Depuis, c’était le grand amour. Après sa pénible mission à Bangkok

Il commençait maintenant à se demander s’il n’était pas sérieusement amoureux. Peut-être était-ce le côté « oiseau des îles » de Sabrina qui l’attachait. Elle n’était pas mondaine, non plus. Au lieu de courir les parties comme les Américaines, elle préférait sortir en tête à tête avec Malko et dîner dans les petits restaurants du village.

Souvent même, elle préparait un repas froid chez elle, avec une bouteille de champagne.

Après, ils faisaient l’amour comme des fous et Malko s’endormait d’un sommeil de plomb. Sabrina se réveillait toujours la première. Quand Malko ouvrait l’œil, elle était déjà debout, maquillée, coiffée et parfois habillé.

Pure coquetterie féminine, car, même habillée, elle n’hésitait jamais à rejoindre Malko dans le lit.

Comme elle allait probablement le faire ce matin-là…

Sur cette pensée réconfortante, il rouvrit les yeux. Pour se heurter au même regard fixe et brillant posé sur lui.

Il n’eut pas le temps de se poser une question. Une main puissante l’arracha du lit, le projetant, nu, sur la moquette. Un violent coup de pied dans les côtes lui arracha un cri de douleur. Au moment où il se relevait, un autre homme le ceintura par-derrière. Le poing droit de l’homme aux yeux noirs s’abattit sur sa bouche.

Pendant cinq minutes, ce fut une mêlée confuse et silencieuse. Les deux inconnus frappaient lentement, scientifiquement, de toutes leurs forces. Tous deux étaient plus grands et plus lourds que Malko.

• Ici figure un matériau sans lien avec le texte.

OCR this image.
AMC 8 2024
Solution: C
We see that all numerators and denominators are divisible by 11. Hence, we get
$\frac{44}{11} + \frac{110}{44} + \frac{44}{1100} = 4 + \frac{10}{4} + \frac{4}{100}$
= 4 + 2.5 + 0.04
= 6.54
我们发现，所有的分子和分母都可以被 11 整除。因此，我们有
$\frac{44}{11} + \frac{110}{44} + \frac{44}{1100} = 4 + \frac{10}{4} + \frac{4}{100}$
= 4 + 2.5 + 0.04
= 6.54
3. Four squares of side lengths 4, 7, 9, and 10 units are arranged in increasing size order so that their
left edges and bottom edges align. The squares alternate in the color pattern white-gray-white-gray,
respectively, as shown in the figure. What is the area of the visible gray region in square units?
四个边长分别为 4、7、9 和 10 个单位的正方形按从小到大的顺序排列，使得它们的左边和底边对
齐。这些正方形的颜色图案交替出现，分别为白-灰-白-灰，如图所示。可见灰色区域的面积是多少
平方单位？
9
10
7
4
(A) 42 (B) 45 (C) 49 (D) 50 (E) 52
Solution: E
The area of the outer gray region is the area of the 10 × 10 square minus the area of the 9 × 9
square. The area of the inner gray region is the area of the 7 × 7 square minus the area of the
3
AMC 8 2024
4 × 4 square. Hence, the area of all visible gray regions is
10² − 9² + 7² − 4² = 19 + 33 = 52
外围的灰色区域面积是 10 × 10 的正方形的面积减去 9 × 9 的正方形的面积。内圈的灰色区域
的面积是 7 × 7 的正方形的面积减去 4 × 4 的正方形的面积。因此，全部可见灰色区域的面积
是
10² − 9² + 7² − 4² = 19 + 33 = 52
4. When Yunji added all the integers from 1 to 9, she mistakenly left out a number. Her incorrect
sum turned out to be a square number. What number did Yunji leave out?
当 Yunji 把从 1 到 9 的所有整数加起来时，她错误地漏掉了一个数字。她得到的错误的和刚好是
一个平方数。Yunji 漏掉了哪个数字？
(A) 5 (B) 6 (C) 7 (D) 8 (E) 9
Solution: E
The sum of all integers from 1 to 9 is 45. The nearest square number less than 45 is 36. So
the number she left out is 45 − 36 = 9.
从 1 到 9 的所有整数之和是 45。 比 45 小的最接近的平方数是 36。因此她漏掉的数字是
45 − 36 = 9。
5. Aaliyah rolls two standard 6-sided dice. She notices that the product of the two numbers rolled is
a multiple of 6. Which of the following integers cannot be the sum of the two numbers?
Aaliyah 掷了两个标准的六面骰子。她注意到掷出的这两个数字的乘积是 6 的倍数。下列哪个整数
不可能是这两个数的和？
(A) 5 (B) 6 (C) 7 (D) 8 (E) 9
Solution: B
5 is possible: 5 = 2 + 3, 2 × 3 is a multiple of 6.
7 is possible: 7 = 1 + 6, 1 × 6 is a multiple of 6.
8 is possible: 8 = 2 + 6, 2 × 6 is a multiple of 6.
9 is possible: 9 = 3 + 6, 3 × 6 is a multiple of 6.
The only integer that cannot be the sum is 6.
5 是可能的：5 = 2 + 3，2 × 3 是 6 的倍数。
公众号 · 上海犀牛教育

Au début, il tint tête, résista furieusement, sans comprendre. Puis, il faiblit. Un coup violent au foie le jeta à terre. Une dégelée de coups de pied l’acheva. Tout son corps était douloureux. À demi assommé, il sentit que ses adversaires le jetaient sur le lit. Sa bouche saignait et son arcade sourcilière gauche était fendue. Le sang coulait à flots sur sa joue.